PAI ModelEval - evaluate and benchmark LLMs - Platform For AI

Getting started: Complete your first model evaluation in 5 minutes

This walkthrough evaluates Qwen3-4B for Chinese comprehension and inference using the public CMMLU dataset with minimal configuration.

Log on to the PAI console. In the left navigation pane, choose Model Application > Model Evaluation (ModelEval).
On the Model Evaluation page, click Create Task.
Basic Configurations: Use the system-generated Task Name and Result Output Path.

Note
If a default OSS storage path is not set for the workspace, manually select a result output path.
Configure Evaluation Mode: Select Single Model Evaluation.
Configure Evaluation Object:
- Set Evaluation Object Type to Public Model.
- In the Public Model drop-down list, search for and select Qwen3-4B.
Configure Evaluation Method:
- Select Evaluate with Public Dataset.
- In the dataset list, select CMMLU.
Configure Resources:
- Resource Group Type: Select Public Resource Group (Pay-As-You-Go).
- Resource Configuration Method: Select Standard Resources.
- Resource Specification: Select a GPU specification, for example ecs.gn7i-c8g1.2xlarge (24 GB).
  
  If instances of this specification are out of stock, select another GPU-accelerated instance.
Submit the task: Click OK at the bottom of the page.

After submission, the page redirects to task details. When the status changes to Succeeded, view Qwen3-4B CMMLU performance on the Evaluation Report tab.

Evaluation configuration

Configure evaluation objects

ModelEval supports four evaluation object sources. Choose based on where your model or service is deployed.

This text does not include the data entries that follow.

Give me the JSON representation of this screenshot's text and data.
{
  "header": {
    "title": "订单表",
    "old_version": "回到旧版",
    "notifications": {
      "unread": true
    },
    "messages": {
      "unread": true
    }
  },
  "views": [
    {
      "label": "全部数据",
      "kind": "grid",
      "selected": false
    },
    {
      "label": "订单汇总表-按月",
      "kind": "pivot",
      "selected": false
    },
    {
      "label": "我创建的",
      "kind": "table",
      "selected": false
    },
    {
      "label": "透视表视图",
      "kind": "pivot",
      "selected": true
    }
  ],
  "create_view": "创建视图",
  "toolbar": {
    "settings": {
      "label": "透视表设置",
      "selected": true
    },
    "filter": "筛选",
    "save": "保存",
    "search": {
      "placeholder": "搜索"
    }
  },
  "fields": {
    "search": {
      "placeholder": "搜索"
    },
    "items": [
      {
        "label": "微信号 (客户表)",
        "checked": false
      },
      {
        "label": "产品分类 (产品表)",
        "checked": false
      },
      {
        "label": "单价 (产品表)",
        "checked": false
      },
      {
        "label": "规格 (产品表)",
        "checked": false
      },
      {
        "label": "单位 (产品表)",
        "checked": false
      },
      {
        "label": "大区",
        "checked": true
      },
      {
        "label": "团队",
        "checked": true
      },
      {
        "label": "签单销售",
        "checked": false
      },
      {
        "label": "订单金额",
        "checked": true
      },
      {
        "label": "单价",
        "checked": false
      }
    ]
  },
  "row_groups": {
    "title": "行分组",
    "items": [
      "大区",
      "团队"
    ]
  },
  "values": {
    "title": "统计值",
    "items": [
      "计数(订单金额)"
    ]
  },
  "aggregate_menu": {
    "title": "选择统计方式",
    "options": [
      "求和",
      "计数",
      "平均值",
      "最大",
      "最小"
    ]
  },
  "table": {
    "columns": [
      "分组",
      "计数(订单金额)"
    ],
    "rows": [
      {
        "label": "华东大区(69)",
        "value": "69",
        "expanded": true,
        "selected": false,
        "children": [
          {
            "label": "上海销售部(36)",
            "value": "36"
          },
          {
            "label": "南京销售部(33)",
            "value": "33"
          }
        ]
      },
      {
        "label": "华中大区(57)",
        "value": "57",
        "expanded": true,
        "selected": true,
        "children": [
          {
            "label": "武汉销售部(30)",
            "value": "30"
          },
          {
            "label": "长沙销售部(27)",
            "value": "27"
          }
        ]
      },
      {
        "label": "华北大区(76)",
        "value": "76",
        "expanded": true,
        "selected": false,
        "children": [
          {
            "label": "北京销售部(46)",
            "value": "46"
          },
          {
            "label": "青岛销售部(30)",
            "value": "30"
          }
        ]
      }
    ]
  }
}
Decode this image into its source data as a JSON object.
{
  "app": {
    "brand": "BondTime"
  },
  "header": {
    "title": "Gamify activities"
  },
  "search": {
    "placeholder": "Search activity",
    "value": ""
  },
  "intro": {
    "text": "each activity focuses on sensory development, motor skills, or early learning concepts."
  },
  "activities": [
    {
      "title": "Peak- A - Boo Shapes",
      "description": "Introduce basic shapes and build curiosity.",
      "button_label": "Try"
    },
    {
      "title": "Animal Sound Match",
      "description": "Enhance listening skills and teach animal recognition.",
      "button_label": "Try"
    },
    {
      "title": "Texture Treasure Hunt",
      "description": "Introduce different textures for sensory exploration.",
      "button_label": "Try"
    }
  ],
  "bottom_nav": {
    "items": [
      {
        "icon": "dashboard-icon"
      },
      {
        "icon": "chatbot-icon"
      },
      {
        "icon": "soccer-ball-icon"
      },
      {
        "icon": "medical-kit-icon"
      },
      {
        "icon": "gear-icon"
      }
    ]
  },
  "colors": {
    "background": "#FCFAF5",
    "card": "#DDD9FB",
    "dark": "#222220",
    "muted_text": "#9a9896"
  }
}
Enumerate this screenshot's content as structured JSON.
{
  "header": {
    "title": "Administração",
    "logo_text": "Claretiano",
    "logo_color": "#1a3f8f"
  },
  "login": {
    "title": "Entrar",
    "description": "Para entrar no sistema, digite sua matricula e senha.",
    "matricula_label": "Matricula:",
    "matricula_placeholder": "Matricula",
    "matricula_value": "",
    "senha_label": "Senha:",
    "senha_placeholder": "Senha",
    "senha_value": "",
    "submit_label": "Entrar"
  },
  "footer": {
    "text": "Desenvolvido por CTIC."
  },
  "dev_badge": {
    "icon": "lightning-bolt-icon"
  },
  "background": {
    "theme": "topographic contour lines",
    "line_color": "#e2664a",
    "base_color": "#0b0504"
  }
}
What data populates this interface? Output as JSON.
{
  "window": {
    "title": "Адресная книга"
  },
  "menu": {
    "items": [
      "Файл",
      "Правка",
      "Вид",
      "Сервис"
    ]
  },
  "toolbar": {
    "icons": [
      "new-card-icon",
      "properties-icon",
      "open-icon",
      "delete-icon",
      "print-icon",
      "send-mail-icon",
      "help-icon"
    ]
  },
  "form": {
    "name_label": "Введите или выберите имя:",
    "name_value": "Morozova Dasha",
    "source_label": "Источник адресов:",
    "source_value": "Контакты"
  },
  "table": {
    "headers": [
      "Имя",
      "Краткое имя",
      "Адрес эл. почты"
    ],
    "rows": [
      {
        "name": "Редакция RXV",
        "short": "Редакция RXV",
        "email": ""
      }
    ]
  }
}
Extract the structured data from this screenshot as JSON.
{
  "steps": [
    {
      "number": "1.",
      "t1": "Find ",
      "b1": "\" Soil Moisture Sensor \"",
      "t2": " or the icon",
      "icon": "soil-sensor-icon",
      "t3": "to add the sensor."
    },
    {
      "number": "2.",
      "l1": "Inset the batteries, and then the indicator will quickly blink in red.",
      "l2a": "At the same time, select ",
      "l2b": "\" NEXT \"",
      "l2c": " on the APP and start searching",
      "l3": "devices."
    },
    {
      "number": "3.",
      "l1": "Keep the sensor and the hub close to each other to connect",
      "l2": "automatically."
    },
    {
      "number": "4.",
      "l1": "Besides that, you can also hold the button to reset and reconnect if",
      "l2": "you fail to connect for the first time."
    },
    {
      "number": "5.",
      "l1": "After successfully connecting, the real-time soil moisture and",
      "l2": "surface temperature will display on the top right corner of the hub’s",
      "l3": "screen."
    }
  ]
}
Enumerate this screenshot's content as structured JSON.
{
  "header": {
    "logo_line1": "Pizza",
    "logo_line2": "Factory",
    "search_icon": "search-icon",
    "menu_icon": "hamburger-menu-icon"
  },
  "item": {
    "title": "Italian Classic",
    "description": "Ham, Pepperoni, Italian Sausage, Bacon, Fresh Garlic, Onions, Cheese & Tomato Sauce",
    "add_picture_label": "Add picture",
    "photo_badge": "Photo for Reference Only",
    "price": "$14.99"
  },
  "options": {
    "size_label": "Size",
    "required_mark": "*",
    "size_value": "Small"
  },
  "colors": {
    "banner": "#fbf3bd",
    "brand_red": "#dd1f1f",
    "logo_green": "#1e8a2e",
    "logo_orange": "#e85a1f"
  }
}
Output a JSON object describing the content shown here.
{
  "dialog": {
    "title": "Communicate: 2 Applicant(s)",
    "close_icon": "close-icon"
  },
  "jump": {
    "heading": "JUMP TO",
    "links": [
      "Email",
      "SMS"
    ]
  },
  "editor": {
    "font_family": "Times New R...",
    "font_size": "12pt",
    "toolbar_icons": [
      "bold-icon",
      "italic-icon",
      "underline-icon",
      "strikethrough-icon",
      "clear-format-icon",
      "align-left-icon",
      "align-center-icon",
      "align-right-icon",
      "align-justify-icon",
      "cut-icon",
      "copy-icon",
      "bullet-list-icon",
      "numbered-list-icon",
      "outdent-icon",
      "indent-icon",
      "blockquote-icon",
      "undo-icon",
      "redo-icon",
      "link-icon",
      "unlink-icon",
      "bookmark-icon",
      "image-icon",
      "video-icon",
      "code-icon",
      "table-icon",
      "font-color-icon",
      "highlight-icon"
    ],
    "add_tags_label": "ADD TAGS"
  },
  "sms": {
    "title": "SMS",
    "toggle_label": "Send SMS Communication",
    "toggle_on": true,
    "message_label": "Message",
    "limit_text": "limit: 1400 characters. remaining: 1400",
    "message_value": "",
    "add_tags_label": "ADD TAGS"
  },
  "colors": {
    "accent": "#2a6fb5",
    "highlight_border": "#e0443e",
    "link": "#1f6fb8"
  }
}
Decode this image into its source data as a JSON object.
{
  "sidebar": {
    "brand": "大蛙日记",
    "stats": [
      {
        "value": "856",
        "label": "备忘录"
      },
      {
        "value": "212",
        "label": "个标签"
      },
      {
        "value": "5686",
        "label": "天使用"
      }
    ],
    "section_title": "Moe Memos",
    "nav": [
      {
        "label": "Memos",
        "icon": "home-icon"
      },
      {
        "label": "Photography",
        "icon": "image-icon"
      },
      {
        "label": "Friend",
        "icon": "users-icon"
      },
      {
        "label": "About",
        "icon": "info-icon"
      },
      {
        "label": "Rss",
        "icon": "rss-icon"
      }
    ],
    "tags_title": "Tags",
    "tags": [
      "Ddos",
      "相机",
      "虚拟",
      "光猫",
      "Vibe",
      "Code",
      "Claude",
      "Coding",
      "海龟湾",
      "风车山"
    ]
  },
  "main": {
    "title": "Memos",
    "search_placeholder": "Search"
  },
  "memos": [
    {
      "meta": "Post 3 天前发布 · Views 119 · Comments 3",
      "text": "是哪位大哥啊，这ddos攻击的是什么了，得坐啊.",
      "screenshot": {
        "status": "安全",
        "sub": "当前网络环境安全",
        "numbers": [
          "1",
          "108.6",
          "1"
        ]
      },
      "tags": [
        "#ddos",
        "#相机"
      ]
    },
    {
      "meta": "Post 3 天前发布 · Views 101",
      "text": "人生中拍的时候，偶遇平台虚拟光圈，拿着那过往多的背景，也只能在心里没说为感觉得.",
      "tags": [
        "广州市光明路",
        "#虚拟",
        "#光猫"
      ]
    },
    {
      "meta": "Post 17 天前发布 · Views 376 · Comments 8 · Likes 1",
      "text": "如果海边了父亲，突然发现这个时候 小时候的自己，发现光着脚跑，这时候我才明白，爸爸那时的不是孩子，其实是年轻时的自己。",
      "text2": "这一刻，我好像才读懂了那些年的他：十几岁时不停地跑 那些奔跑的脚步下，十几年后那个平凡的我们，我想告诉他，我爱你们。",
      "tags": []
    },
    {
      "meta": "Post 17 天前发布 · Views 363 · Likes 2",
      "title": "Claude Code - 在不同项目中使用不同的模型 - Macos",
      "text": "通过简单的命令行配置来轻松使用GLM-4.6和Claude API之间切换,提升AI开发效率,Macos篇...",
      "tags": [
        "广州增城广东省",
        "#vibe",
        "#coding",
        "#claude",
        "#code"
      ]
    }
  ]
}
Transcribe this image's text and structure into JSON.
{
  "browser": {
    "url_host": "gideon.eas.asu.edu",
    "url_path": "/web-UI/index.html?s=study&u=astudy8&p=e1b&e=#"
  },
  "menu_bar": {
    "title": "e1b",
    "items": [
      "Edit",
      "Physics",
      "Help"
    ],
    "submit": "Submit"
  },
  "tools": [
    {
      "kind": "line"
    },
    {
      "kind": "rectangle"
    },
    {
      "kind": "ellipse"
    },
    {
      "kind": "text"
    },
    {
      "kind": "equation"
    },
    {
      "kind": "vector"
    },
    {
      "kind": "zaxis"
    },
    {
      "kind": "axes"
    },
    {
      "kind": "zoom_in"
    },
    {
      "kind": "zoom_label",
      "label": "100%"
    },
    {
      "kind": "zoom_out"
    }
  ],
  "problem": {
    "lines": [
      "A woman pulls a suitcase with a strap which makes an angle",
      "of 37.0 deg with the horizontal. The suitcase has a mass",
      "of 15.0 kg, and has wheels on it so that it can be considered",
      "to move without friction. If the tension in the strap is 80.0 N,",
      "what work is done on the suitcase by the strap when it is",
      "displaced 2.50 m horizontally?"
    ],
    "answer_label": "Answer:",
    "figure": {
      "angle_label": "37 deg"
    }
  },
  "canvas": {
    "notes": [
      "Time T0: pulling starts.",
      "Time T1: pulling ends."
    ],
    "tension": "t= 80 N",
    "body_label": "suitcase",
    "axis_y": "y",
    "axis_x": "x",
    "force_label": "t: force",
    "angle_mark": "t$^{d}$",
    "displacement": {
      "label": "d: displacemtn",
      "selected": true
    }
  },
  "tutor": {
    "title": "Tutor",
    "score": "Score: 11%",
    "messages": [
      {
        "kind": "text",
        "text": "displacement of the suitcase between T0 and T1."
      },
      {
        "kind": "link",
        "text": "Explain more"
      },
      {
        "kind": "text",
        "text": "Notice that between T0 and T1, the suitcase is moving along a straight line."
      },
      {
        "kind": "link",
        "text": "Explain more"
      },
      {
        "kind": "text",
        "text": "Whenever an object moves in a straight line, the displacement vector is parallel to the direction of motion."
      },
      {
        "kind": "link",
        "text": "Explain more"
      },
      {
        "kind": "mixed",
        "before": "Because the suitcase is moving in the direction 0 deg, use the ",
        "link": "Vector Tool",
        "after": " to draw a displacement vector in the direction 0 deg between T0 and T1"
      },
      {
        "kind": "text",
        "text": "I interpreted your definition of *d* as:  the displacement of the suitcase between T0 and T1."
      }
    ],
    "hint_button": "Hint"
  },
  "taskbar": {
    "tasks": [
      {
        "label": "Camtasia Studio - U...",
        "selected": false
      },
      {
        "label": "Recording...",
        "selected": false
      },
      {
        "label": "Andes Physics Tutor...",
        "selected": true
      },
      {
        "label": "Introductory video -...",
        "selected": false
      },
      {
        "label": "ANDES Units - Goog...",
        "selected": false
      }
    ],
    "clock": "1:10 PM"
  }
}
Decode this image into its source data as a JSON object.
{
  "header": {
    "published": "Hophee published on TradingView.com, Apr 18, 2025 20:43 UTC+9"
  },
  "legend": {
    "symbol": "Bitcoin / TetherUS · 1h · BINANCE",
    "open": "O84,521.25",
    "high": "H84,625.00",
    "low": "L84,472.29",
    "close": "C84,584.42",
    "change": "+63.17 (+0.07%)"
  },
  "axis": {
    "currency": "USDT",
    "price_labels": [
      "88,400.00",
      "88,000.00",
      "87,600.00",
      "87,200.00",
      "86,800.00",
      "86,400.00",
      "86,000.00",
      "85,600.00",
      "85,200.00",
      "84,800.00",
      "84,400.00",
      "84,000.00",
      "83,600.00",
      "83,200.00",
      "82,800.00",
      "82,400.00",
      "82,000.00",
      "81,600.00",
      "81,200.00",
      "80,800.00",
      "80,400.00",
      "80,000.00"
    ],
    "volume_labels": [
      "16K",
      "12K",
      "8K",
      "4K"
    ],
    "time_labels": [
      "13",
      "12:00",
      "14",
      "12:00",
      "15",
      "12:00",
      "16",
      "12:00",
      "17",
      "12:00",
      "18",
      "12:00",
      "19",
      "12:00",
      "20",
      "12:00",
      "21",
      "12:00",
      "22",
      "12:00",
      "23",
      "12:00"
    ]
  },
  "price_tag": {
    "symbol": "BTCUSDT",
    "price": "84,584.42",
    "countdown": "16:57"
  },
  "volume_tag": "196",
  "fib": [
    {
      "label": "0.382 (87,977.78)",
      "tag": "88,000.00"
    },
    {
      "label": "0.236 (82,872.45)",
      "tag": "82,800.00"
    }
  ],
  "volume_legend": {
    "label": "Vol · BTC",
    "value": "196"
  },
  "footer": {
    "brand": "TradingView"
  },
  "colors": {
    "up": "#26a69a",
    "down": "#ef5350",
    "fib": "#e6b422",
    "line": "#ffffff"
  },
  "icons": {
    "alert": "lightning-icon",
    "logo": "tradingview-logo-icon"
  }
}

Evaluation object type	Description	Scenarios
Public Model	Models from the PAI Model Gallery	Quickly evaluate the performance of mainstream open source LLMs
Custom Model	Custom models registered in AI Asset Management > Models Important Make sure the model is compatible with the vLLM framework.	Evaluate fine-tuned or customized models
PAI-EAS Service	Deployed PAI-EAS online inference services	Evaluate model services in a production environment
Custom Service	Any model service that complies with the OpenAI API specification	Evaluate third-party or self-built model services

Configure evaluation methods

Use a custom dataset, a public dataset, or both.

Evaluate using a custom dataset

Use your own dataset for results that match your business scenarios.

Dataset format: Must be in JSONL format with UTF-8 encoding. Each line must be a single JSON object.
Dataset upload: Upload the prepared dataset file to OSS and enter its OSS path on the configuration page.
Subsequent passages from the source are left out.